Getting Started
This document walks you through how to set up TT-XLA. TT-XLA is a front end for TT-Forge that ingests JAX models via jit compile and PyTorch models through torch-xla, providing StableHLO (SHLO) graphs to the TT-MLIR compiler. TT-XLA leverages PJRT to integrate JAX, TT-MLIR and Tenstorrent hardware. Please see this blog post for more information about the PJRT project.
NOTE: If you encounter issues, please request assistance on the TT-XLA Issues page.
Prerequisites
1. Set Up the Hardware
- Follow the instructions for the Tenstorrent device you are using at: Hardware Setup
2. Install Software (choose one)
-
Option 1: Quick path: Use TT-Installer using: Software Installation
-
Option 2: Manual path: For more control, follow the manual software dependencies installation guide.

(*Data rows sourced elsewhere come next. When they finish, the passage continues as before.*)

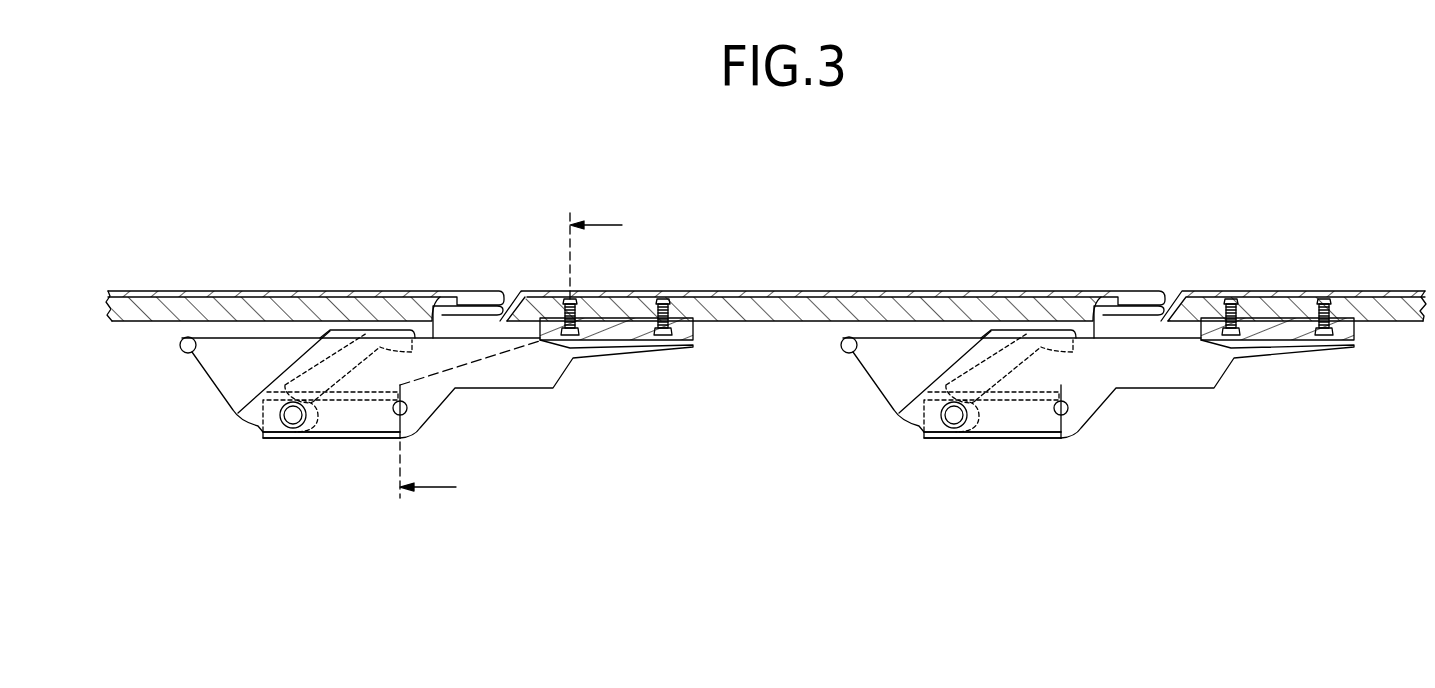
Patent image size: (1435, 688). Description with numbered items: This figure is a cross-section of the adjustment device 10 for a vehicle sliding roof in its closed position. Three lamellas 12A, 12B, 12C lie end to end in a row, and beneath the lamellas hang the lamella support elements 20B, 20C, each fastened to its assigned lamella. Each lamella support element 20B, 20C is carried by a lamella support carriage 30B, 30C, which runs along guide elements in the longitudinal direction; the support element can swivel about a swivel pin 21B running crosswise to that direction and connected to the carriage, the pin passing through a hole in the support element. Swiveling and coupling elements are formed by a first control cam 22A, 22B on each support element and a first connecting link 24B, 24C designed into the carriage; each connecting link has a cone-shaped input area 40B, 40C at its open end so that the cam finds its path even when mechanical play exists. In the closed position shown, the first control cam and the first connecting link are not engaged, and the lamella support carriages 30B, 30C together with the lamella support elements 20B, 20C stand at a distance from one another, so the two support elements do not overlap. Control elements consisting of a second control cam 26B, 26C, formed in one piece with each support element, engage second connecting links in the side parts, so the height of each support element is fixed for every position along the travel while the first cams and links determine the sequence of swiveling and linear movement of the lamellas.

The adjustment device 10 is at (776, 453).
The lamella 12A is at (201, 305).
The lamella 12B is at (810, 305).
The lamella 12C is at (1293, 305).
The lamella support element 20B is at (357, 413).
The lamella support element 20C is at (1028, 422).
The swivel pin 21B is at (293, 417).
The first control cam 22A is at (185, 352).
The first control cam 22B is at (846, 352).
The first connecting link 24B is at (352, 340).
The slot 24C is at (1040, 340).
The second control cam 26B is at (405, 403).
The second control cam 26C is at (1065, 413).
The lamella support carriage 30B is at (263, 438).
The lamella support carriage 30C is at (925, 438).
The input area 40B is at (426, 301).
The input area 40C is at (1086, 330).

TT-XLA Installation Options
-
Option 1: Installing a Wheel and Running an Example
You should choose this option if you want to run models.
-
Option 2: Using a Docker Container to Run an Example
Choose this option if you want to keep the environment for running models separate from your existing environment.
-
Option 3: Building from Source
This option is best if you want to develop TT-XLA further. It's a more complex process you are unlikely to need if you want to stick with running a model.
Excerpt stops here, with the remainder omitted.